In the present case, after plaintiff was awarded a $75,000.00 judgment against the estate, she obtained a writ of execution, and levied upon the assets of the estate then held by the Bank. Plaintiff made her levy, through the Union County Sheriff, on October 11, 1979. All of these actions, however, took place after plaintiff's husband had died and his estate had come into existence. This is not at all similar to those situations in which a consensual or other lien was created prior to insolvency, or the passing of property to an executor or other event triggering Section 191. In certain cases of that nature the courts have held that the debtor had dispossessed himself of those assets so that there was no property to which Section 191 could apply. See, e.g., Plumb, "The Federal Priority in Insolvency: Proposals for Reform", 70 Mich. L. Rev. 3 (1971) at 4. In the case of an insolvent estate this dispossession has to take place before the property passes to the executor or administrator. See Nesbitt v. United States, supra, 445 F. Supp. at 831, 832.
A judgment per se is clearly inadequate to dispossess a debtor of his property so that it will be excluded from the effect of Section 191. If it be held that execution on the property to enforce the judgment is sufficient to dispossess a debtor of the property so that the property is removed from the reach of Section 191, the execution in the present case failed to achieve that result because it came after the husband's assets had passed to his executor and after it was obvious that the estate was insolvent.
One New Jersey court used a different rationalization under similar circumstances. In In re Hiawatha Do It Yourself, Inc., 82 N.J. Super. 399, 197 A.2d 715 (Co. Ct., Prob. Div. 1964), the Court held, as a matter of federal law, that a judgment lien creditor who had levied on the property in question prior to the filing of the federal tax claim should prevail over the federal government's Section 191 priority as to that property. The Court tested the judgment creditor's lien under the New Britain standards of perfection and choateness, see 82 N.J. Super. at 406, instead of under the "possessory lien" requirement of United States v. Gilbert Associates, Inc., supra. The Supreme Court's dicta, in United States v. Vermont, supra, concerning Section 191 standards for determining priority, coming as it did four months after In re Hiawatha, suggests that the Hiawatha Court's reasoning was faulty. However, the results in that case might be justified under the federal cases because the executions were levied before the assignment for the benefit of creditors, the event which triggered Section 191 in that case.
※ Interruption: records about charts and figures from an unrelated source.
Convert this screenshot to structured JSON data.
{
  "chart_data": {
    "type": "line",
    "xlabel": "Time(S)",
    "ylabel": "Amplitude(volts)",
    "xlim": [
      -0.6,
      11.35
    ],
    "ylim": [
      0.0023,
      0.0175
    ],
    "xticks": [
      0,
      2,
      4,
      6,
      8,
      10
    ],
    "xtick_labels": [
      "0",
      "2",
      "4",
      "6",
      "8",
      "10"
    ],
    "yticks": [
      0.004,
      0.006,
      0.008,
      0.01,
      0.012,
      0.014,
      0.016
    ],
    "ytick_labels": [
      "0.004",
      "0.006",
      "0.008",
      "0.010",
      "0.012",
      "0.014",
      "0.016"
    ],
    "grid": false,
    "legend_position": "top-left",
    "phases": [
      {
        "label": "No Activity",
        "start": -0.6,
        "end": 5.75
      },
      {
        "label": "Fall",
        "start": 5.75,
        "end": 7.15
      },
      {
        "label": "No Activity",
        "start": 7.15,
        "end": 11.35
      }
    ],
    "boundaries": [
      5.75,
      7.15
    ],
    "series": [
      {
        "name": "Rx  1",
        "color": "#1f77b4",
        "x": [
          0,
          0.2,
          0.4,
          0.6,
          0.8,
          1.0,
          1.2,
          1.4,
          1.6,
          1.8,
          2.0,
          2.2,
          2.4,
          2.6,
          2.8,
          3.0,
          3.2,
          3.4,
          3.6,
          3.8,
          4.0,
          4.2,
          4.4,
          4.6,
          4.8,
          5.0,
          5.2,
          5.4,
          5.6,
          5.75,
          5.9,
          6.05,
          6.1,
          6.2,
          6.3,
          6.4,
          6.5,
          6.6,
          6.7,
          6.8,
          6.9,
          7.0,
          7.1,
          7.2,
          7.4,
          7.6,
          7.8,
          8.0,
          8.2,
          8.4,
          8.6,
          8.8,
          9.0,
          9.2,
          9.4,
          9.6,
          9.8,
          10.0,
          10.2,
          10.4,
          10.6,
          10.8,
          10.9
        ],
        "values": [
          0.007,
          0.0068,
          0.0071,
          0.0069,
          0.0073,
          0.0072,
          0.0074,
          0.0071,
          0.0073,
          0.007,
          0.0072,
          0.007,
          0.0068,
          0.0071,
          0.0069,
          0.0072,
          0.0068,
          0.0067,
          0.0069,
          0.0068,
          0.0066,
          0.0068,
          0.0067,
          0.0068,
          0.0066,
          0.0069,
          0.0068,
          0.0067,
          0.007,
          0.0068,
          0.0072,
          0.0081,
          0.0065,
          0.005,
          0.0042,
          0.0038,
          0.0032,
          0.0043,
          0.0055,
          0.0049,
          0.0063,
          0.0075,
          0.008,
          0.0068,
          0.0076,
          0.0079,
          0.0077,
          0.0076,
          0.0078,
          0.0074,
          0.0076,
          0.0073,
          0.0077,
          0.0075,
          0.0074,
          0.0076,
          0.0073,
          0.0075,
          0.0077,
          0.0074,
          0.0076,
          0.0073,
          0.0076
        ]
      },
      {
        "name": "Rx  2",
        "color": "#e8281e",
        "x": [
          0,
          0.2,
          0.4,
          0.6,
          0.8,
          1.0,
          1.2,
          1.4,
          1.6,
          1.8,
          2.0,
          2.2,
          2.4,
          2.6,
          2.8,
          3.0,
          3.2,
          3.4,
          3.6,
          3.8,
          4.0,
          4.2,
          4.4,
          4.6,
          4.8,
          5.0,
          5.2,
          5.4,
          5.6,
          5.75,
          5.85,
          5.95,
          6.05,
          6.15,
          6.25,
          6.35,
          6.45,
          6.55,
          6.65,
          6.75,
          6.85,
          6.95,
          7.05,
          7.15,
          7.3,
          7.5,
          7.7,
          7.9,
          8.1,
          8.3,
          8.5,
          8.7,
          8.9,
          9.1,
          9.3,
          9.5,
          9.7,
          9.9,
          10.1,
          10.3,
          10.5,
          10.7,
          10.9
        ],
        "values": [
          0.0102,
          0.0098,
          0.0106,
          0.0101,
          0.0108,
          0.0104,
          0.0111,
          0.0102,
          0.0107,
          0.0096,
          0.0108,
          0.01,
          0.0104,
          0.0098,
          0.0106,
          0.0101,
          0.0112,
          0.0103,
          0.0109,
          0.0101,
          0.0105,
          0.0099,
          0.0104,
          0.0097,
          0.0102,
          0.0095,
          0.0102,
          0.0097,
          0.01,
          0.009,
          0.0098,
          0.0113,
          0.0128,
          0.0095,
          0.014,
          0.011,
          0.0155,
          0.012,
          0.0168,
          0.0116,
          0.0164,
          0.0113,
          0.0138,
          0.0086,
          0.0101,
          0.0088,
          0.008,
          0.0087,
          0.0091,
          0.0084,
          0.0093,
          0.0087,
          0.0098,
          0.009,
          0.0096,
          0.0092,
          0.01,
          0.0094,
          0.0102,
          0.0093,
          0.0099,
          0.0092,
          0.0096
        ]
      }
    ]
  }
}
Thus, it might be argued that the insolvent debtor had been dispossessed of the property before the assignment.
For the reasons stated above, I conclude that the FTLA does not create an exception to the operation of the federal government's priority in insolvency under 31 U.S.C. § 191, and that plaintiff's lien upon the assets of the Durham estate (presently held by defendant Bank) is not sufficient to overcome the effect of Section 191. Therefore, since there are no genuine issues of fact material to the resolution of this action, the United States is entitled to a judgment declaring that the debts due to it from the Durham estate shall be paid out of the estate's assets before plaintiff is entitled to satisfaction of her judgment.
Counsel for the Government is requested to prepare an order consistent with the views expressed in this opinion.